If there is another significant spike in the number of discharges following this most recent season of The L Word, the one that saw Tasha on trial for “homosexual conduct” (I always wondered, was she suspected of being a lesbian because of her relationship with Alice, or was it something else, like she was spotted swilling beer on the couch with her legs spread like Al Bundy while watching a football game?), then we might know if there’s anything to my theory. Because I strongly suspect that the bigwigs in charge of gay military witch hunts are way into The L Word, and are probably so self-conscious about it that they thought the best way to deflect attention from their fanaticism would be to root out all the lesbians around them.
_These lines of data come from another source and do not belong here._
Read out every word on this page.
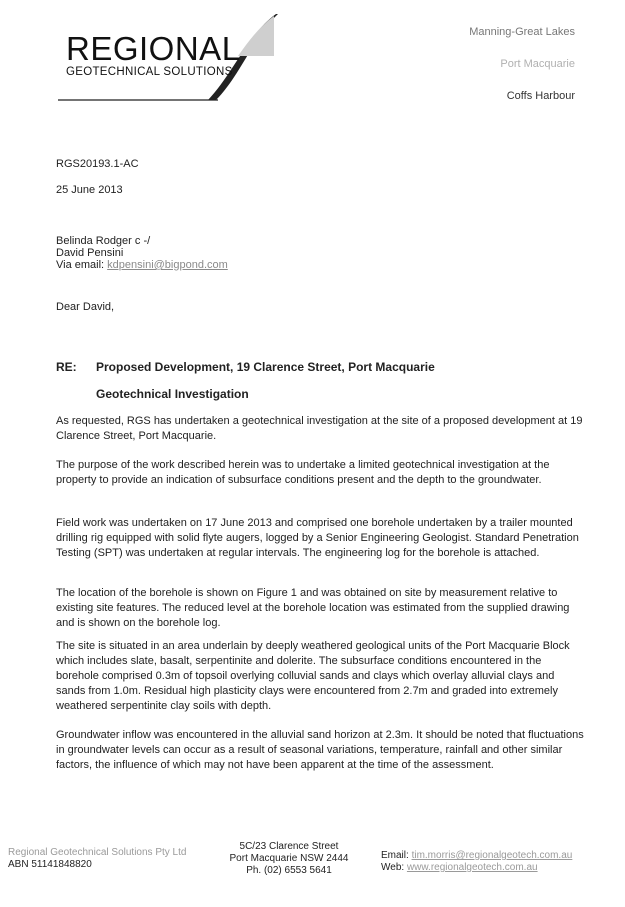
REGIONAL
GEOTECHNICAL SOLUTIONS
Manning-Great Lakes
Port Macquarie
Coffs Harbour
RGS20193.1-AC
25 June 2013
Belinda Rodger c -/
David Pensini
Via email: kdpensini@bigpond.com
Dear David,
RE: Proposed Development, 19 Clarence Street, Port Macquarie
Geotechnical Investigation
As requested, RGS has undertaken a geotechnical investigation at the site of a proposed development at 19 Clarence Street, Port Macquarie.
The purpose of the work described herein was to undertake a limited geotechnical investigation at the property to provide an indication of subsurface conditions present and the depth to the groundwater.
Field work was undertaken on 17 June 2013 and comprised one borehole undertaken by a trailer mounted drilling rig equipped with solid flyte augers, logged by a Senior Engineering Geologist. Standard Penetration Testing (SPT) was undertaken at regular intervals. The engineering log for the borehole is attached.
The location of the borehole is shown on Figure 1 and was obtained on site by measurement relative to existing site features. The reduced level at the borehole location was estimated from the supplied drawing and is shown on the borehole log.
The site is situated in an area underlain by deeply weathered geological units of the Port Macquarie Block which includes slate, basalt, serpentinite and dolerite. The subsurface conditions encountered in the borehole comprised 0.3m of topsoil overlying colluvial sands and clays which overlay alluvial clays and sands from 1.0m. Residual high plasticity clays were encountered from 2.7m and graded into extremely weathered serpentinite clay soils with depth.
Groundwater inflow was encountered in the alluvial sand horizon at 2.3m. It should be noted that fluctuations in groundwater levels can occur as a result of seasonal variations, temperature, rainfall and other similar factors, the influence of which may not have been apparent at the time of the assessment.
Regional Geotechnical Solutions Pty Ltd
ABN 51141848820
5C/23 Clarence Street
Port Macquarie NSW 2444
Ph. (02) 6553 5641
Email: tim.morris@regionalgeotech.com.au
Web: www.regionalgeotech.com.au
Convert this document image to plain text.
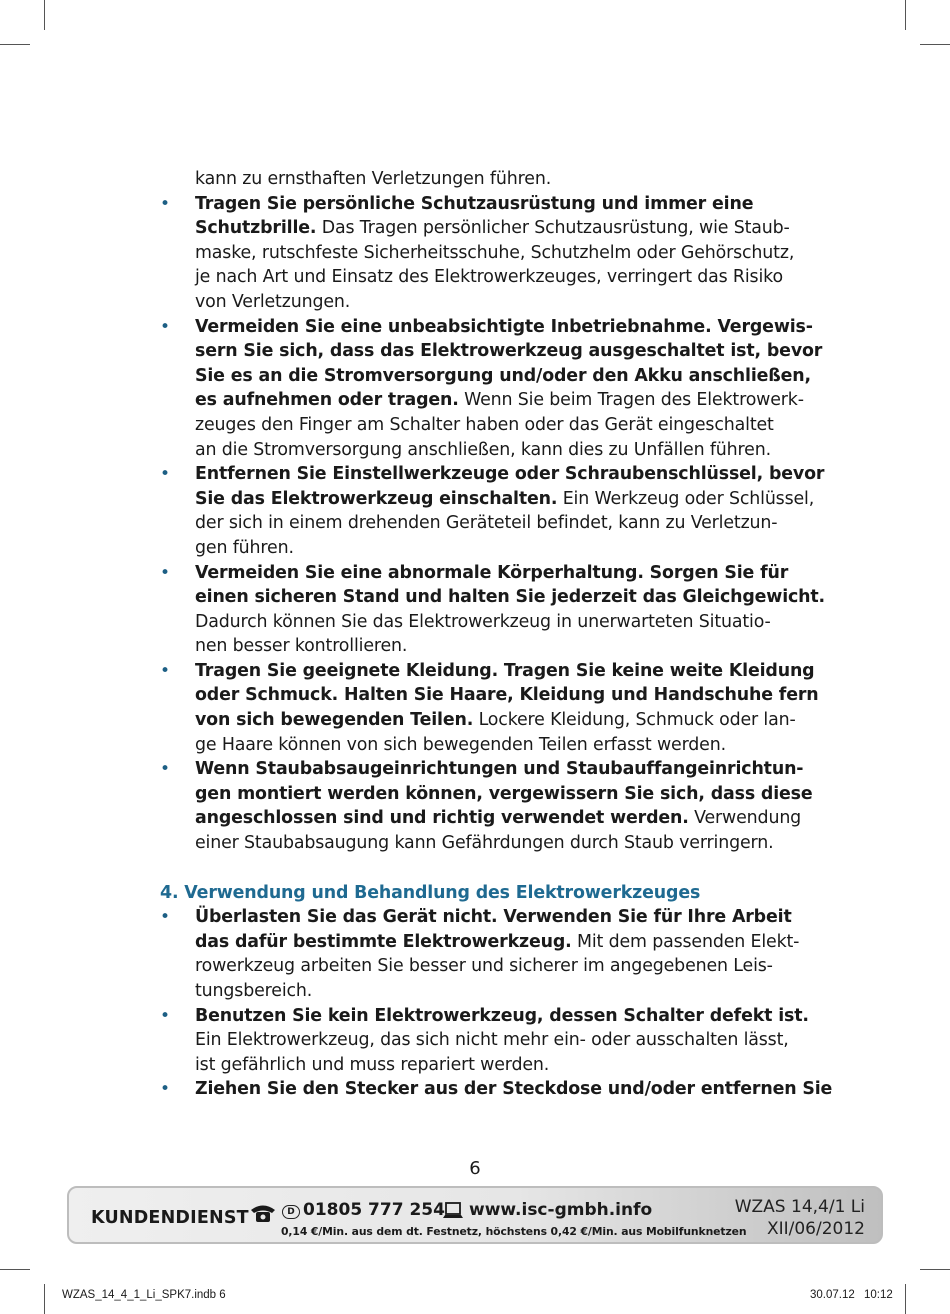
kann zu ernsthaften Verletzungen führen.
• Tragen Sie persönliche Schutzausrüstung und immer eine
Schutzbrille. Das Tragen persönlicher Schutzausrüstung, wie Staub-
maske, rutschfeste Sicherheitsschuhe, Schutzhelm oder Gehörschutz,
je nach Art und Einsatz des Elektrowerkzeuges, verringert das Risiko
von Verletzungen.
• Vermeiden Sie eine unbeabsichtigte Inbetriebnahme. Vergewis-
sern Sie sich, dass das Elektrowerkzeug ausgeschaltet ist, bevor
Sie es an die Stromversorgung und/oder den Akku anschließen,
es aufnehmen oder tragen. Wenn Sie beim Tragen des Elektrowerk-
zeuges den Finger am Schalter haben oder das Gerät eingeschaltet
an die Stromversorgung anschließen, kann dies zu Unfällen führen.
• Entfernen Sie Einstellwerkzeuge oder Schraubenschlüssel, bevor
Sie das Elektrowerkzeug einschalten. Ein Werkzeug oder Schlüssel,
der sich in einem drehenden Geräteteil befindet, kann zu Verletzun-
gen führen.
• Vermeiden Sie eine abnormale Körperhaltung. Sorgen Sie für
einen sicheren Stand und halten Sie jederzeit das Gleichgewicht.
Dadurch können Sie das Elektrowerkzeug in unerwarteten Situatio-
nen besser kontrollieren.
• Tragen Sie geeignete Kleidung. Tragen Sie keine weite Kleidung
oder Schmuck. Halten Sie Haare, Kleidung und Handschuhe fern
von sich bewegenden Teilen. Lockere Kleidung, Schmuck oder lan-
ge Haare können von sich bewegenden Teilen erfasst werden.
• Wenn Staubabsaugeinrichtungen und Staubauffangeinrichtun-
gen montiert werden können, vergewissern Sie sich, dass diese
angeschlossen sind und richtig verwendet werden. Verwendung
einer Staubabsaugung kann Gefährdungen durch Staub verringern.
4. Verwendung und Behandlung des Elektrowerkzeuges
• Überlasten Sie das Gerät nicht. Verwenden Sie für Ihre Arbeit
das dafür bestimmte Elektrowerkzeug. Mit dem passenden Elekt-
rowerkzeug arbeiten Sie besser und sicherer im angegebenen Leis-
tungsbereich.
• Benutzen Sie kein Elektrowerkzeug, dessen Schalter defekt ist.
Ein Elektrowerkzeug, das sich nicht mehr ein- oder ausschalten lässt,
ist gefährlich und muss repariert werden.
• Ziehen Sie den Stecker aus der Steckdose und/oder entfernen Sie
6
KUNDENDIENST	D 01805 777 254 www.isc-gmbh.info
0,14 €/Min. aus dem dt. Festnetz, höchstens 0,42 €/Min. aus Mobilfunknetzen
WZAS 14,4/1 Li
XII/06/2012
WZAS_14_4_1_Li_SPK7.indb 6	30.07.12 10:12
Another of my crackpot theories, while we’re on the subject of enlisted gays and The L Word, is that more lesbians are probably joining the military now than ever because of the fictional character of Tasha Williams. Normally I’m not the type of person who’d ever consider joining the Army (I’m more John Dall than John Wayne), but if I thought it was possible I’d meet someone like Rose Rollins in basic training, I might be persuaded.
In other news…
Jacqui Smith, the Home Secretary of the United Kingdom, thinks gay and lesbian asylum-seekers are perfectly safe in Iran, as long as they’re discreet. It’s a position that makes a lot of sense … if you’re completely insane. My favorite part of The Independent’s article on Smith’s beliefs is this:
Gay campaign groups estimate that 4,000 Iranians have been executed because of their sexuality since the late 1970s. Ms Smith suggests it is far fewer.
Because if only a few of us, say 40 instead of 4,000, have been hanged in Iran for being gay, who cares? It doesn’t mean the country is unsafe for homosexuals or anything. As recently as last year, you had Iranian MP Mohsen Yahyavi telling British MPs that gays should be tortured, killed, or tortured and killed, and Iranian President Mahmoud Ahmadinejad insisting to American college students that there are no gays in Iran, but I’m sure they were just joshing about that. Surely, by “torture and kill,” Yahyavi really meant “love and embrace, and not in a gruesome, torture-y, kill ’em all way.”
But wait, there’s more…
2008’s Pink List, a ranking of the 101 most influential UK-based LGBT people of the year, was unveiled yesterday. The top spot went to journalist Evan Davis, while last year’s #1, TV writer Russell T Davies (who was profiled in last weekend’s New York Times), slipped to #2. Other names on the list include all the usual suspects: Elton John, Ian McKellen, Sarah Waters, Stephen Fry, Rupert Everett, Deborah Warner, Jeanette Winterson, Fiona Shaw and Saffron Burrows.
Warner and Winterson, you might note, are partners, while Shaw, a frequent collaborator of Warner’s, has been linked to Burrows since they starred in Warner’s stage adaptation of Winterson’s The PowerBook in 2002. (Forget about the brilliance of Oranges Are Not the Only Fruit; Jeanette Winterson should have won the Whitbread Prize, a Nobel Prize, and probably a Grammy for Best Spoken Word Album for engineering all of that.) New entries on the list include Samantha Fox and Dan Gillespie, lead singer of The Feeling. I think that means it’s time for more British notables to come out.
And finally…
Oy vey! Anti-gay protesters picketed the Jewish wedding of gay rights pioneers Robin Tyler and Diane Olson in California last week, and instead of throwing rice at the happy couple, they shouted things like “Jesus Saves.” Perhaps more offensively, Tyler writes, they were shabbily attired. That’s certainly the gay way of looking at things, isn’t it?